Report: With New Norms, Chinese Communists Seek ‘Total Religious Control’

Children prepare to take part in a mass on the eve of Christmas at the South Cathedral off
AP Photo/Ng Han Guan

Fears are mounting among Chinese Christians over newly revised religious affairs regulations, as President Xi Jinping continues to tighten his grip on religious bodies.

China’s State Administration for Religious Affairs (SARA) has published a new set of regulations overhauling religious practice in the officially communist country. Despite China’s claims of “religious freedom,” the U.S. State Department as well as numerous watchdog groups consider China to be guilty of systemic religious oppression, which appears to be getting worse, not better.

Church officials reportedly fear that the new norms released by the communist government will be used to “further suppress religious activities” rather than pursuing their stated aim of protecting national security.

As Breitbart News informed earlier this month, one report on China’s new regulations claimed that the norms are consciously intended to “annihilate underground communities” and “suffocate official communities,” rather than merely organize them.

According to Anthony Lam, executive secretary of the Holy Spirit Study Center in Hong Kong, the provisions show that authorities are pursuing a goal of total religious control, and reflect the differing governing style of President Xi Jinping in comparison with his predecessor, President Hu Jintao.

In a report by UCA News, Lam underscored the tighter restrictions on “unauthorized religious” venues in the new regulations as an excuse for government crackdowns on religious activities, adding that both open and underground communities of the Catholic Church in China will be affected when the norms come into effect on Feb 1, 2018.

Lam also suggested that the loosely written regulations will allow authorities to subject the open communities—whose leaders register with the government—to cash extortion demands over definitions of what may constitute “unauthorized” religious venues.

Ying Fuk-Tsang, director of the Divinity School of Chung Chi College in the Chinese University of Hong Kong, said that the new emphasis on “the rule of law” was aimed at tightening control over religious affairs.
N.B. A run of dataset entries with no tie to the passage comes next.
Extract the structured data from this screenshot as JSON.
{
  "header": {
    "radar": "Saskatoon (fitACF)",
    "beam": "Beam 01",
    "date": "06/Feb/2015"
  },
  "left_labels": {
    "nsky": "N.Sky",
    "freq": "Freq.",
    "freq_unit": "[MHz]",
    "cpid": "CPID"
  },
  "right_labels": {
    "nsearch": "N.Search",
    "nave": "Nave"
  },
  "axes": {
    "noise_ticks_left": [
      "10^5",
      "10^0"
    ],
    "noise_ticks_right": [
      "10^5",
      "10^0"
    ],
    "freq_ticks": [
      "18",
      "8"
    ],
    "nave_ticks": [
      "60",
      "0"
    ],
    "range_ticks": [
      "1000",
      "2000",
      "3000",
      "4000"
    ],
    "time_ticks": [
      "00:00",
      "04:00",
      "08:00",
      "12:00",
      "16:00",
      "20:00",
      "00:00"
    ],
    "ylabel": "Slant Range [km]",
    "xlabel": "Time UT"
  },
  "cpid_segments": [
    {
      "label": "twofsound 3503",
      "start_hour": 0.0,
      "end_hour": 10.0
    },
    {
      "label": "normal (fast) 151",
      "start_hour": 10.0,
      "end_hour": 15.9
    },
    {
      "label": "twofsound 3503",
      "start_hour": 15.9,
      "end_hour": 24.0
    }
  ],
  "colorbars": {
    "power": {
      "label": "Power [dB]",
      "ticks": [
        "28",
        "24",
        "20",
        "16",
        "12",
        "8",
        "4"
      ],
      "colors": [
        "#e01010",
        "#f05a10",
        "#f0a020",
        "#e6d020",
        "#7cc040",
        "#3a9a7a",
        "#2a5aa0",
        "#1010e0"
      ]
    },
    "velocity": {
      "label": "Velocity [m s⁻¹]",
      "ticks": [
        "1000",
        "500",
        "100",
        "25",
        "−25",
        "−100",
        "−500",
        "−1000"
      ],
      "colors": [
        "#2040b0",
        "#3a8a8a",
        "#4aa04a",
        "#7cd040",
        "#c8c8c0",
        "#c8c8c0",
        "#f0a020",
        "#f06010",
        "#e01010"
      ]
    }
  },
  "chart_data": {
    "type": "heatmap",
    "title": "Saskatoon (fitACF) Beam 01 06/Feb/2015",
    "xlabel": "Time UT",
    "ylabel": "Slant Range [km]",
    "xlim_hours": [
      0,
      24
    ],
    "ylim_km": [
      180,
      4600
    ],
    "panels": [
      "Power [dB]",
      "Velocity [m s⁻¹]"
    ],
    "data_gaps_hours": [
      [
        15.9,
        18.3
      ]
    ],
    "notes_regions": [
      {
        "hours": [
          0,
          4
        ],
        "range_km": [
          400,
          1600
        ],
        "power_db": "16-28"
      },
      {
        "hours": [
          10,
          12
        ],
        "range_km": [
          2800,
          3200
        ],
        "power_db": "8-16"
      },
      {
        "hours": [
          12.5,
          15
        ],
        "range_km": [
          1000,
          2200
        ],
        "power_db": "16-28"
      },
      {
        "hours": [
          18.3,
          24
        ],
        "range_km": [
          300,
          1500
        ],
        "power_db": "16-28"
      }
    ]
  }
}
The Chinese government has claimed that the emphasis was designed to protect religious freedoms of China’s citizens, something Ying said is impossible.

According to the new regulations, religious entities must not only comply with the state constitution, laws, and regulations, but also practice “core values of socialism.”

Ying said he feared the stricter rules seek to undermine the essence of faith.

An underground priest of the Wenzhou Diocese, identified only as “Father Joseph,” expressed concerns about organizing large-scale religious events for fear of harsh penalties if they were deemed unauthorized.

If a religious group holds an activity without permission, authorities could impose a minimum fine of more than $15,000, according to the new rules, and revenue from gatherings and property could also be confiscated.

Another priest, “Father John,” said that in substance the new regulations didn’t differ too much from the old, but that a controlling “rope” had been tightened.

This tougher approach was “not good news” for the underground church, which refuses to join the Catholic Patriotic Association, he said.

According to Article 5 of the regulations, all religions must adhere to the principles of national independence and self-governance, and religious groups, schools and venues may not be “controlled” by foreign forces, a code word often used to indicate faithfulness to the Vatican.

“This article is still an insurmountable obstacle for the unity of the China Church,” Father John said.

“I don’t know whether the Vatican can see this clearly,” he added.